Here’s what the New York Times had to say about how the U.S. should react to Slepian’s murder (emphasis added),

But a principled commitment to provide a constitutionally protected service could not stop the assassin’s bullet that tore through his kitchen window and into his back Friday night. His death shows again how tentative the right to abortion has become in the face of terrorism by anti-choice fanatics. Their repeated acts of terrorism must be met with the severest possible crackdown by law-enforcement authorities. If an armed police officer has to be stationed outside every abortion provider’s home and office, 24 hours a day, let it be done. This is an assault not only on individual doctors, but also on the rights and liberties of all Americans.

. . .

It is bad enough that conservatives in Congress and in state legislatures are working to dismantle reproductive rights by banning certain procedures, such as so-called partial birth abortion, and by requiring waiting periods and parental consent before an abortion can be obtained. But those restrictions are at least imposed by the normal give and take of political and judicial struggle in a democracy. What is outrageous is the attempt to shut down abortions by illegal means — by shooting the doctors or bombing the clinics or harassing the women seeking to exercise their constitutional right. Some anti-abortion groups, to their credit, have denounced the bombings and shootings, but others seem reluctant to issue the strong condemnations that are warranted. Indeed, one particularly virulent anti-abortion Web site lists the names of doctors it says perform abortions, or “crimes against humanity,” with a code indicating whether they are “working,” “wounded” or a “fatality.” Such incendiary rhetoric, and frequent accusations by some anti-abortionists that abortion providers are committing murder, can only fuel more terrorism.

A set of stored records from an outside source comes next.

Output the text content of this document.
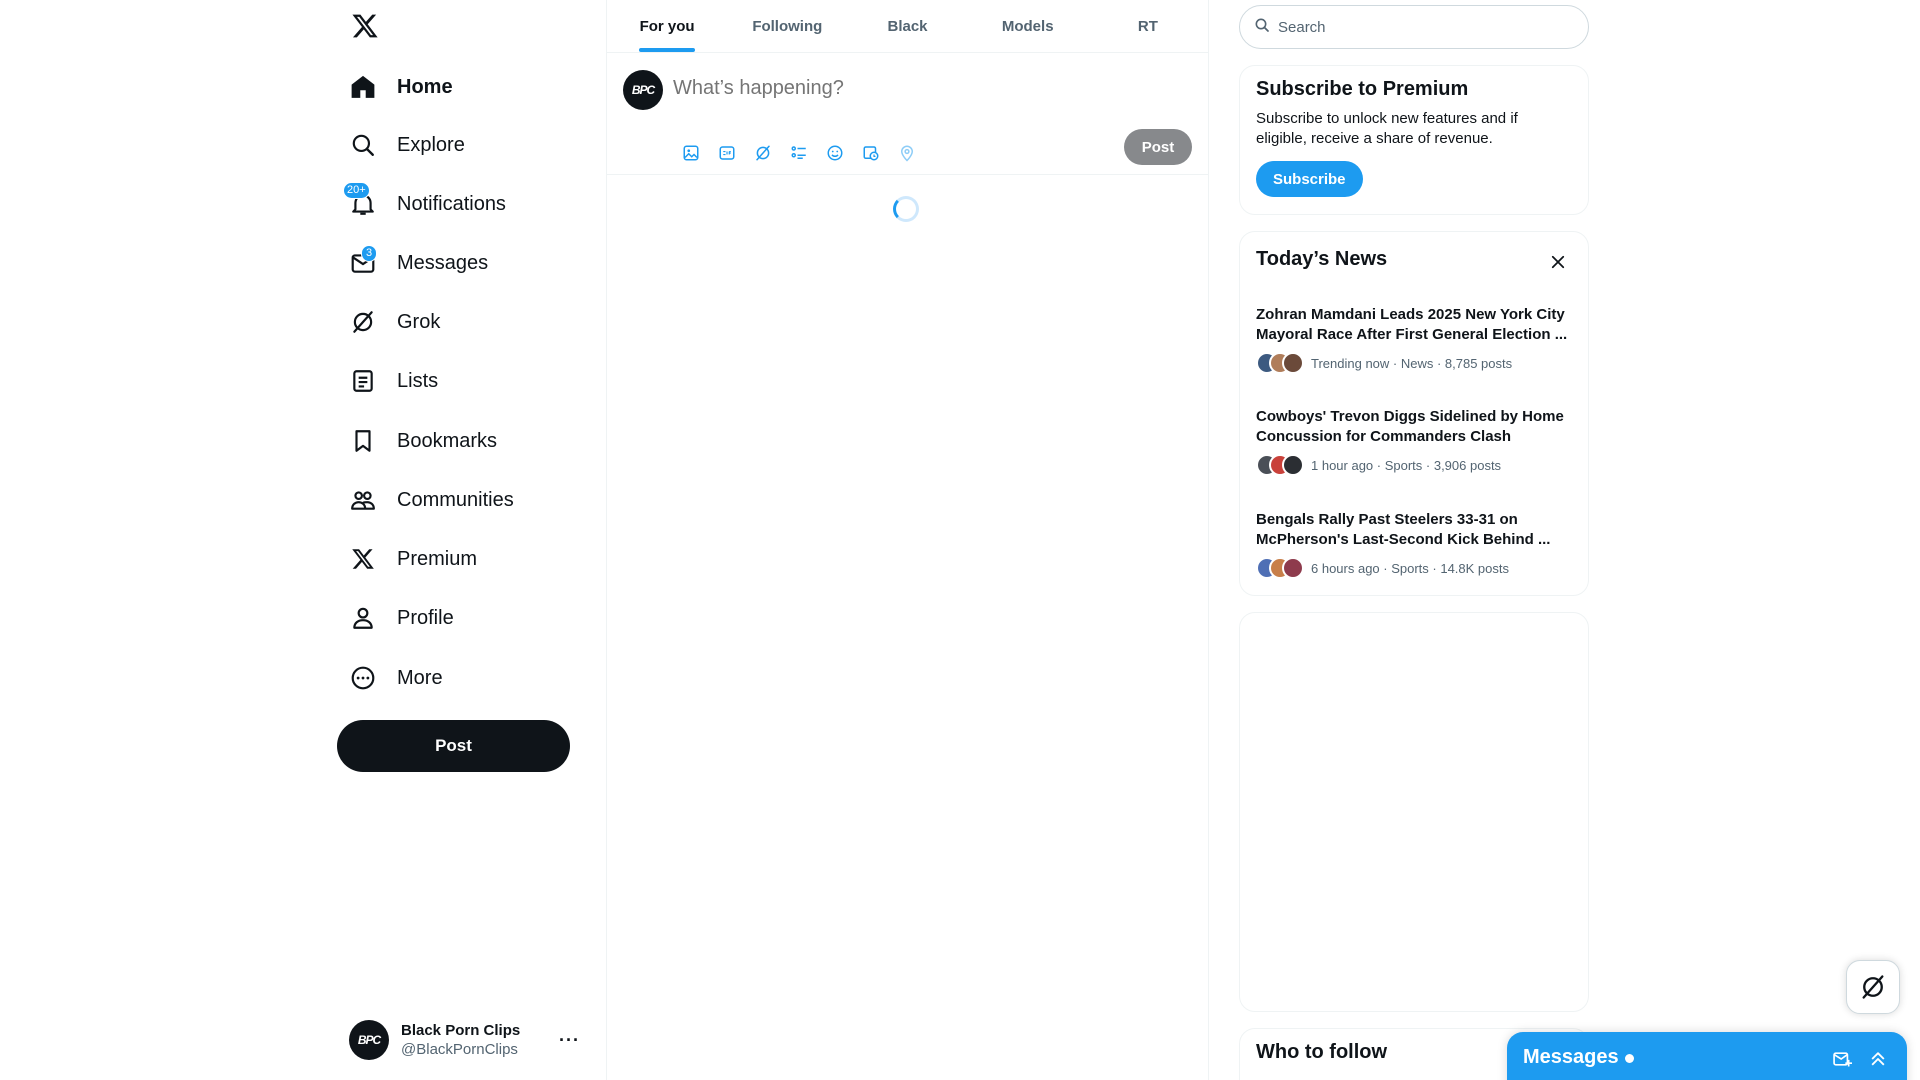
Home
Explore
20+
Notifications
3 Messages
Grok
Lists
Bookmarks
Communities
Premium
Profile
More
Post
BPC
Black Porn Clips
@BlackPornClips	···
For you	Following	Black	Models	RT
BPC
What’s happening?
Post
Search
Subscribe to Premium
Subscribe to unlock new features and if eligible, receive a share of revenue.
Subscribe
Today’s News
Zohran Mamdani Leads 2025 New York City Mayoral Race After First General Election ...
Trending now · News · 8,785 posts
Cowboys' Trevon Diggs Sidelined by Home Concussion for Commanders Clash
1 hour ago · Sports · 3,906 posts
Bengals Rally Past Steelers 33-31 on McPherson's Last-Second Kick Behind ...
6 hours ago · Sports · 14.8K posts
Who to follow	Messages
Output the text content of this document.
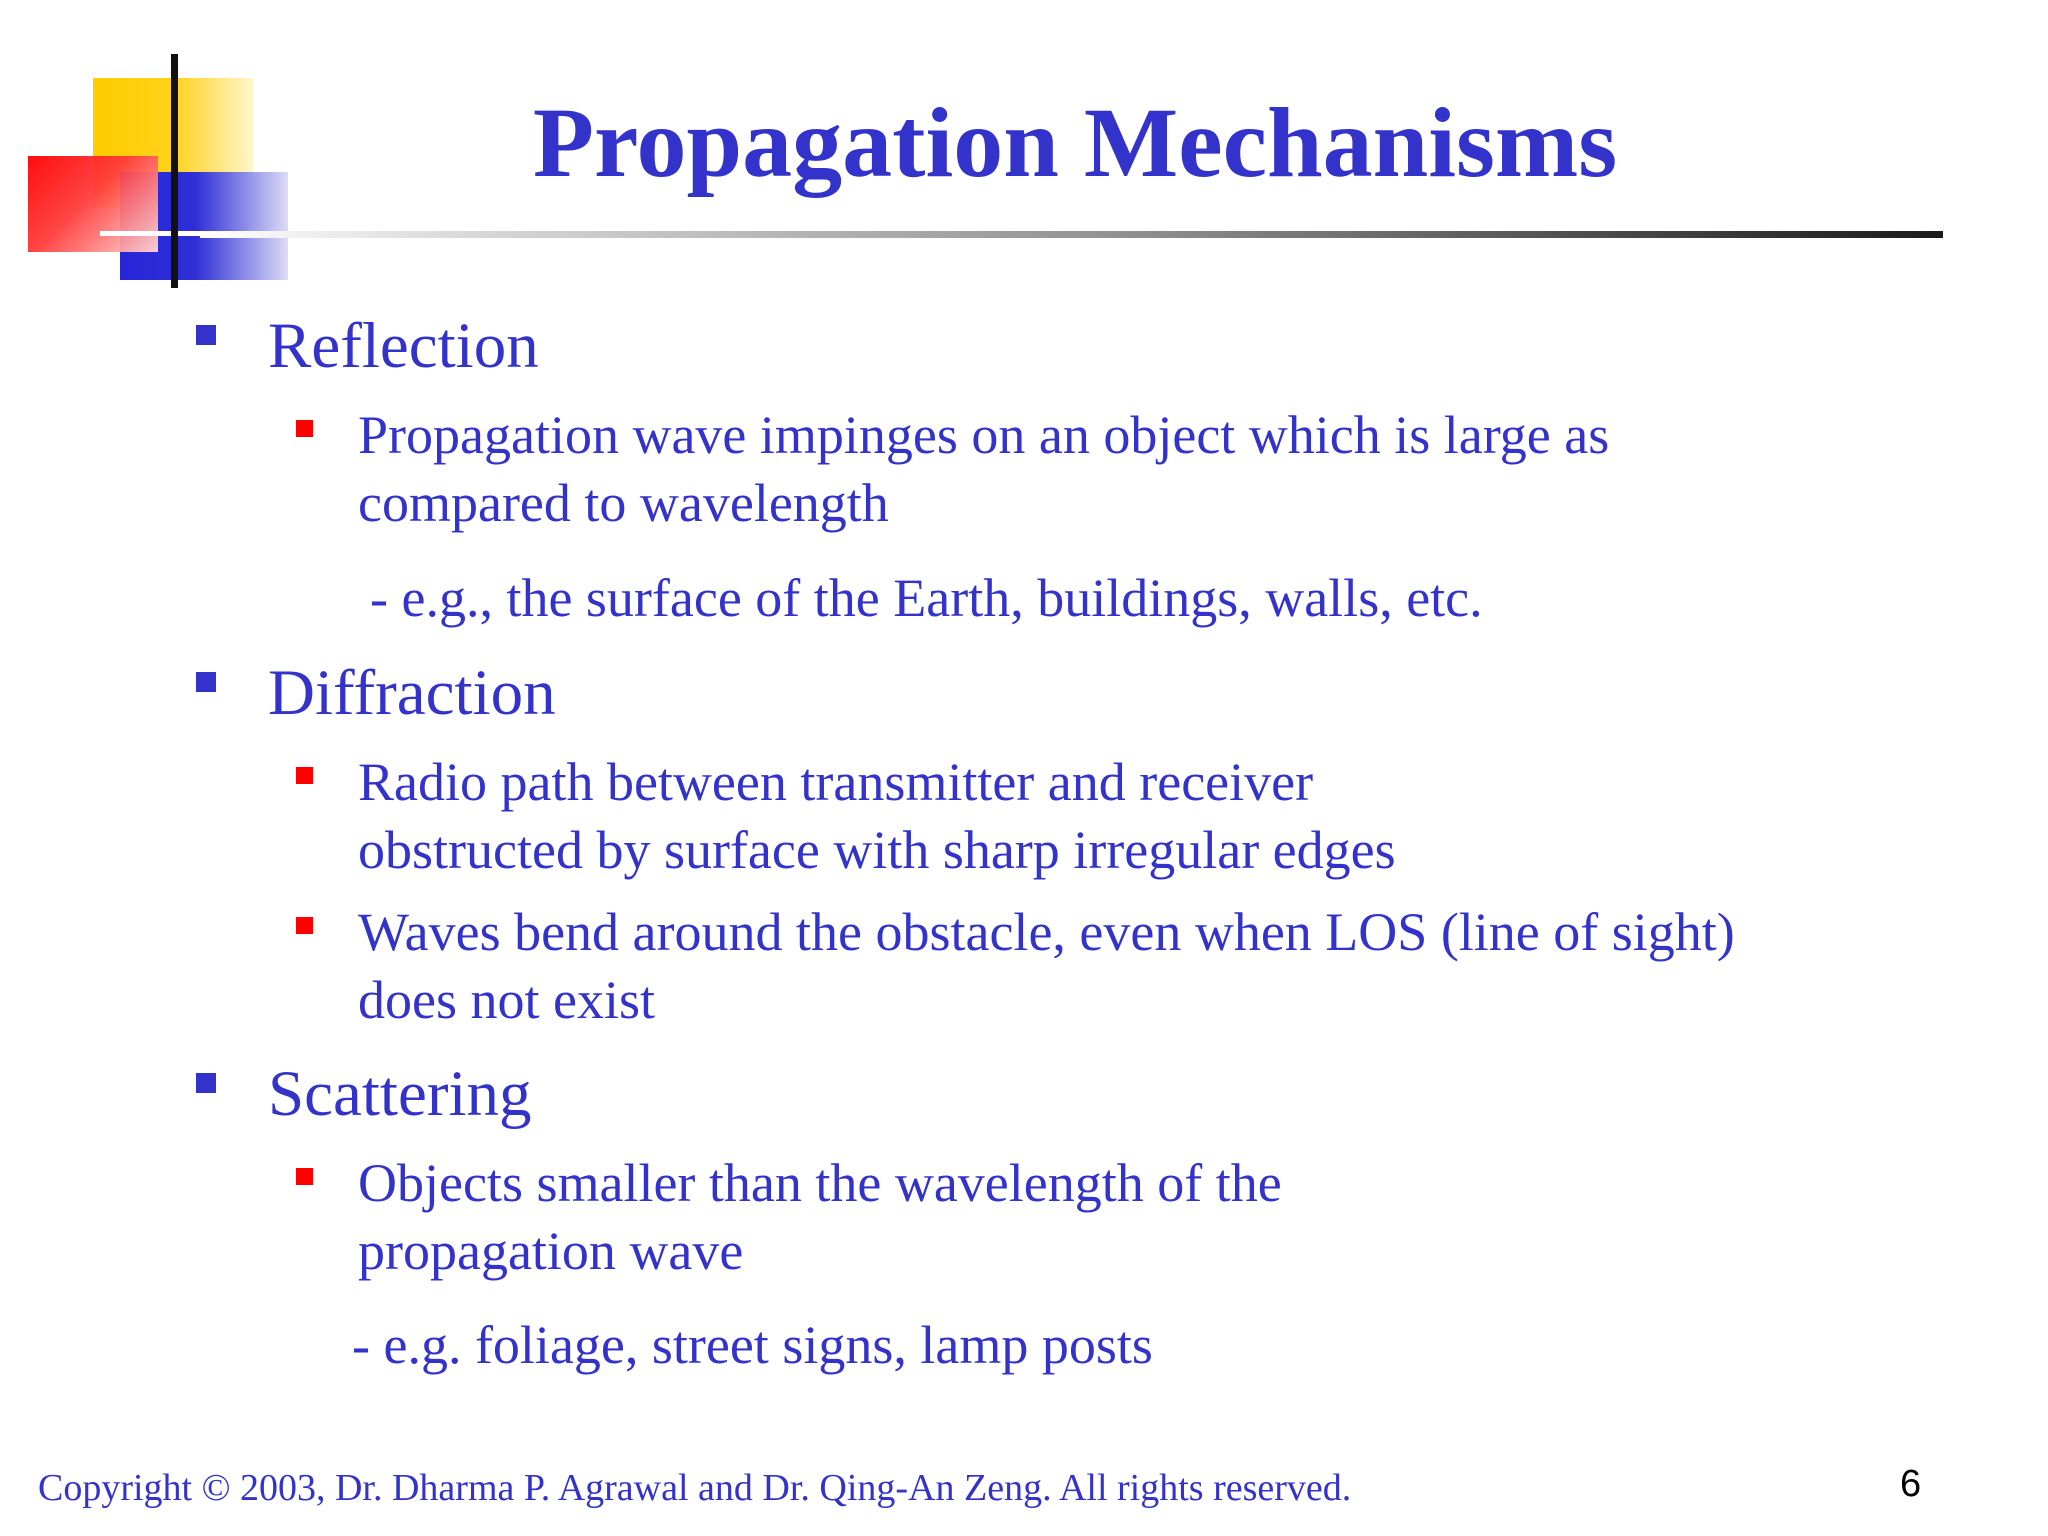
Propagation Mechanisms
Reflection
Propagation wave impinges on an object which is large as
compared to wavelength
- e.g., the surface of the Earth, buildings, walls, etc.
Diffraction
Radio path between transmitter and receiver
obstructed by surface with sharp irregular edges
Waves bend around the obstacle, even when LOS (line of sight)
does not exist
Scattering
Objects smaller than the wavelength of the
propagation wave
- e.g. foliage, street signs, lamp posts
Copyright © 2003, Dr. Dharma P. Agrawal and Dr. Qing-An Zeng. All rights reserved.	6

The increase in anti-choice laws and ongoing campaigns of harassment by protest groups, even short of murder, have worked to make abortions harder to obtain. More than 80 percent of counties in this country have no abortion provider. In 45 states, the number of doctors who performed abortions declined between 1982 and 1992. Dr. Slepian was among those who took a stand against restricting reproductive freedom and paid with his life. Unless these brave doctors are better protected, fewer doctors in the next generation will be willing to place themselves and their families in such danger. That is what the terrorists want. They must not be allowed to succeed.

So when an anti-abortion terrorist murders a doctor, the New York Times had no problem calling for “the severest possible crackdown” and had no qualms about linking the activities of the mainstream anti-abortion movement with terrorists who murdered Slepian.

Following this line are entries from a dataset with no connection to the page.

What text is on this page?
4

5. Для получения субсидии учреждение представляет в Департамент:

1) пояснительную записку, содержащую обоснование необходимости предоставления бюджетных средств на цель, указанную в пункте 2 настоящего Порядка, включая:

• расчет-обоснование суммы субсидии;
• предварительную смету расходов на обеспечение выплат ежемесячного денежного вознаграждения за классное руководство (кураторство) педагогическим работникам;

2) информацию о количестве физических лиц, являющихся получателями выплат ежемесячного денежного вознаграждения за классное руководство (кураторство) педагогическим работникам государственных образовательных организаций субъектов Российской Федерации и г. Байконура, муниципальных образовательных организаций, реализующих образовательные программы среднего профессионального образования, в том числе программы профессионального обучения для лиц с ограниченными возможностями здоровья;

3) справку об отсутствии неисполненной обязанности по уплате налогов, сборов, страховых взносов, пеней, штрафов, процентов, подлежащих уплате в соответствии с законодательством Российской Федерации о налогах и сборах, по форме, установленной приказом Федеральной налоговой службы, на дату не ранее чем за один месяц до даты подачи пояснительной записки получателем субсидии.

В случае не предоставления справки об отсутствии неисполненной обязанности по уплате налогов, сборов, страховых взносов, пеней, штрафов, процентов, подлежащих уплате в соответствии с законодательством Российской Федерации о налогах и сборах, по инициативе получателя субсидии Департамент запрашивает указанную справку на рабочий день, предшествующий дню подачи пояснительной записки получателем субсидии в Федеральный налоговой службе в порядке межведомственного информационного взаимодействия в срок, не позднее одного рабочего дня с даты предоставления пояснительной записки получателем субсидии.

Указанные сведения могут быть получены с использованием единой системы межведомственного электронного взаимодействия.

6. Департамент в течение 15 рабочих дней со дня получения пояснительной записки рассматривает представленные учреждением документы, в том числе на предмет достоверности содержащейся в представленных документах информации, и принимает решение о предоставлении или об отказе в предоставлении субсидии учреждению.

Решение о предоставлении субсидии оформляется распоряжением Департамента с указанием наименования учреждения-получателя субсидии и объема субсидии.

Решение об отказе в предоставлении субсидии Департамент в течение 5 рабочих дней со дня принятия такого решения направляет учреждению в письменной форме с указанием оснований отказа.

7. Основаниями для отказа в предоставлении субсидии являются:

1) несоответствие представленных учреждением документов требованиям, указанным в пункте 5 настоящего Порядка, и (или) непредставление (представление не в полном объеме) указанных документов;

But when Muslim extremists brutally murder a filmmaker, The New York Times says any legal crackdown would be a mistake and appears to call for some sort of nationwide cultural senstivity training to achieve more cultural harmony and transitions to a diverse society.

Too bad Van Gogh wasn’t murdered by pro-life Christians — then the New York Times might have actually taken his murder seriously.

Sources:

Violence Against Abortion Doctors. Editorial, New York Times, October 26, 1998.

Deadly Hatreds in the Netherlands. Editorial, New York Times, November 5, 2004.